[RFC PATCH 23/28] drm/xe: Add SVM VRAM migration

Thu Aug 29 14:30:11 UTC 2024

Am 29.08.24 um 11:53 schrieb Thomas Hellström:
> Hi, Christian,
>
> On Thu, 2024-08-29 at 11:24 +0200, Christian König wrote:
> ...
>
>>>> - Unified eviction is required (SVM VRAM and TTM BOs need to be
>>>> able to
>>>>     evict each other).
>>> So core mm handles this by just roughly equally shrinking
>>> everything.
>>> Seems to work, and it has a pile of object shrinkers, and the page
>>> lru is
>>> also split into page cache and anon memory.
>>>
>>> I think you need to put in more justification that unified eviction
>>> is
>>> required than just stating it, because a look at mm/ gives a very
>>> well
>>> established counterexample.
>>>
>>>> - For exhaustive eviction [1], SVM VRAM allocations will almost
>>>> certainly
>>>>     require a dma-resv.
>>> So from the TTM side we need exhaustive eviction, or at least
>>> something a
>>> bit more exhaustive than what ttm currently has. Note that i915-gem
>>> also
>>> never really got to perfect exhaustive eviction, it's just a pile
>>> better
>>> than ttm right now.
>> Please define what exhaustive eviction should mean? I think I know
>> what
>> it is and I have been pushing TTM into the direction of solving this
>> for
>> years.
> We internally refer to exhaustive eviction being a client is always
> guaranteed to eventually make progress in obtaining non-pinned vram,
> typically by incrementally locking and keeping dma-resvs across a
> single validation including validations during buffer object
> allocations.
>
>> The last missing puzzle piece is to use drm_exec for TTM evictions,
> and IMO keeping the dma-resv locks grabbed during eviction until at
> least one unit of progress (one validation) has succeeded.
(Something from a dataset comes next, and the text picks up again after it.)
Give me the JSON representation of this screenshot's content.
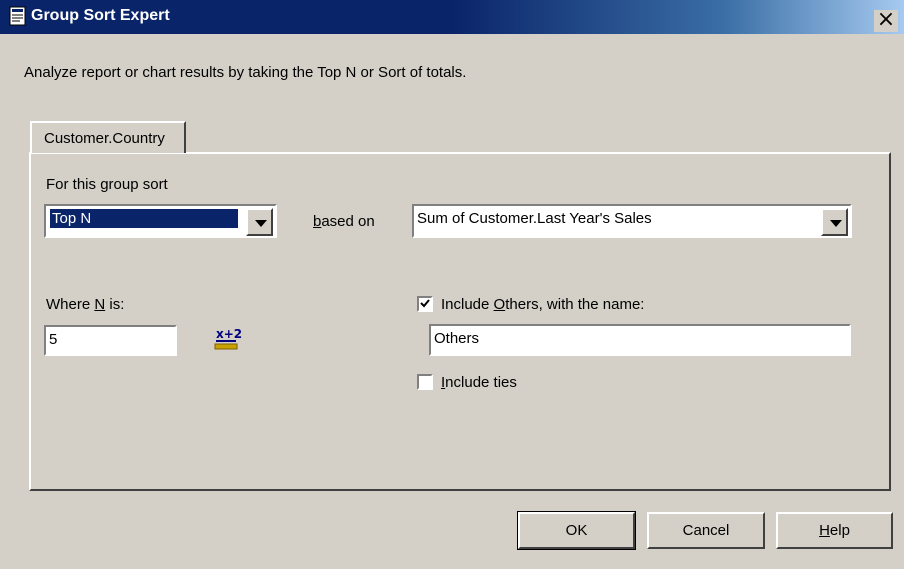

Yes, exactly that. My guessed understanding was actually correct.

>
>> but
>> apart from that everything should work now.
>>
>>
>> Regards,
>> Christian.
> But as Sima pointed out in private communication, exhaustive eviction
> is not really needed for faulting to make (crawling) progress.
> Watermarks and VRAM trylock shrinking should suffice, since we're
> strictly only required to service a single gpu page granule at a time.

Yeah fault based memory management should be able to keep working as 
long as the page isn't re-migrated before you make any progress.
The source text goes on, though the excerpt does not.